White granulated sugar is the best sweetener to use in hummingbird feeders. A ratio of 1 part sugar to 4 parts water, or 25% concentration, is a common recipe, although hummingbirds will defend feeders more aggressively when sugar content is at 35%, indicating preference for nectar with higher sweetness and sugar content. Organic and "raw" sugars contain iron, which can be harmful, and brown sugar agave syrup, molasses and artificial sweeteners also should not be used. Honey is made by bees from the nectar of flowers, but it is not good to use in feeders because when it is diluted with water, microorganisms easily grow in it, causing it to spoil rapidly.
Red food dye was once thought to be a favorable ingredient for homemade solutions, but it is unnecessary, and there is no point in adding it to the nectar. Some people speculate red dye could be bad for the birds, although this claim has not received scientific attention. Commercial products sold as "instant nectar" or "hummingbird food" may also contain preservatives and/or artificial flavors as well as dyes, and are not necessary, although the long-term effects of these additives on hummingbirds have not been systematically studied.

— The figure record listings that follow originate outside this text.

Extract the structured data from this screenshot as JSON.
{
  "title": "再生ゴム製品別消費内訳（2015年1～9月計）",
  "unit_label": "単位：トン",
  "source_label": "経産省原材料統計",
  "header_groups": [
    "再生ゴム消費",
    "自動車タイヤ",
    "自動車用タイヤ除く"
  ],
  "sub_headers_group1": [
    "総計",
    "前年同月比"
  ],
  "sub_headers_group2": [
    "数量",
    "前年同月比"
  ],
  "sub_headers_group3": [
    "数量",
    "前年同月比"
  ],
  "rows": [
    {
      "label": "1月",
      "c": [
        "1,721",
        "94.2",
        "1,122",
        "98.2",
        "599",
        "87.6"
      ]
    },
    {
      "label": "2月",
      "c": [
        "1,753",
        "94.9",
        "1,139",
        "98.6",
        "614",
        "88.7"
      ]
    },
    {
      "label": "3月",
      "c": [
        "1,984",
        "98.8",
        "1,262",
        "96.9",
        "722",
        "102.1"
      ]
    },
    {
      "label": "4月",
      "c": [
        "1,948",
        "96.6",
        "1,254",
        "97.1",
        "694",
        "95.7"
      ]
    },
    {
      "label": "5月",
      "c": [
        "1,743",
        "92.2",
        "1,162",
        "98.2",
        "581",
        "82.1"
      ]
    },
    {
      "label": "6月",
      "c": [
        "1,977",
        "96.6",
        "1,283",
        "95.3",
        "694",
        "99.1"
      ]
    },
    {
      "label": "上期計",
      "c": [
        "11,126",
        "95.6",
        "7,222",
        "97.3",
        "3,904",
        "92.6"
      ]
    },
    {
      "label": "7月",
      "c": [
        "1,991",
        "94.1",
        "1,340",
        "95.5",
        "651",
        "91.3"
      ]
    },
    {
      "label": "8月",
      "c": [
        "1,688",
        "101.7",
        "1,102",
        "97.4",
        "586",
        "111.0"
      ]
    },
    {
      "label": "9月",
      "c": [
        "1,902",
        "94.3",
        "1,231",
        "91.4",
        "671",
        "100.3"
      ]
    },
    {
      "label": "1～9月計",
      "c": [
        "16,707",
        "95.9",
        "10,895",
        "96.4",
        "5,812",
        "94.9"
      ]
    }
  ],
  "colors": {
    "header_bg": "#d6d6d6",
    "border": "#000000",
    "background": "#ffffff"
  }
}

Although some commercial products contain small amounts of nutritional additives, hummingbirds obtain all necessary nutrients from the insects they eat, rendering added nutrients unnecessary.
Other animals also visit hummingbird feeders. Bees, wasps, and ants are attracted to the sugar-water and may crawl into the feeder, where they may become trapped and drown. Orioles, woodpeckers, bananaquits, raccoons and other larger animals are known to drink from hummingbird feeders, sometimes tipping them and draining the liquid. In the southwestern United States, two species of nectar-drinking bats visit hummingbird feeders to supplement their natural diet of nectar and pollen from saguaro cacti and agaves.

Visual cues of foraging

Hummingbirds have exceptional visual acuity providing them with discrimination of food sources while foraging. Although it is commonly believed that hummingbirds are attracted to color while seeking food, such as red flowers or artificial feeders, experiments indicate that location and flower nectar quality are the most important "beacons" for foraging. Hummingbirds depended little on visual cues of flower color to beacon to nectar-rich locations, but rather they used surrounding landmarks to find the nectar reward.
In at least one hummingbird species - the green-backed firecrown - flower colors preferred are in the red-green wavelength for the bird's visual system, providing a higher contrast than for other flower colors. Further, the crown plumage of firecrown males is highly iridescent in the red wavelength range, possibly providing a competitive advantage of dominance when foraging among other hummingbird species with less colorful plumage. The ability to discriminate colors of flowers and plumage is enabled by a visual system having four single cone cells and a double cone screened by photoreceptor oil droplets which enhance color discrimination.

Superficially similar species

Some species of sunbirds of Africa, southern and southeastern Asia, and Australia resemble hummingbirds in appearance and behavior, as do perhaps also the honeyeaters of Australia and Pacific islands. These two groups, however, are not related to hummingbirds, as their resemblance is due to convergent evolution.
The hummingbird moth is often mistaken for a hummingbird.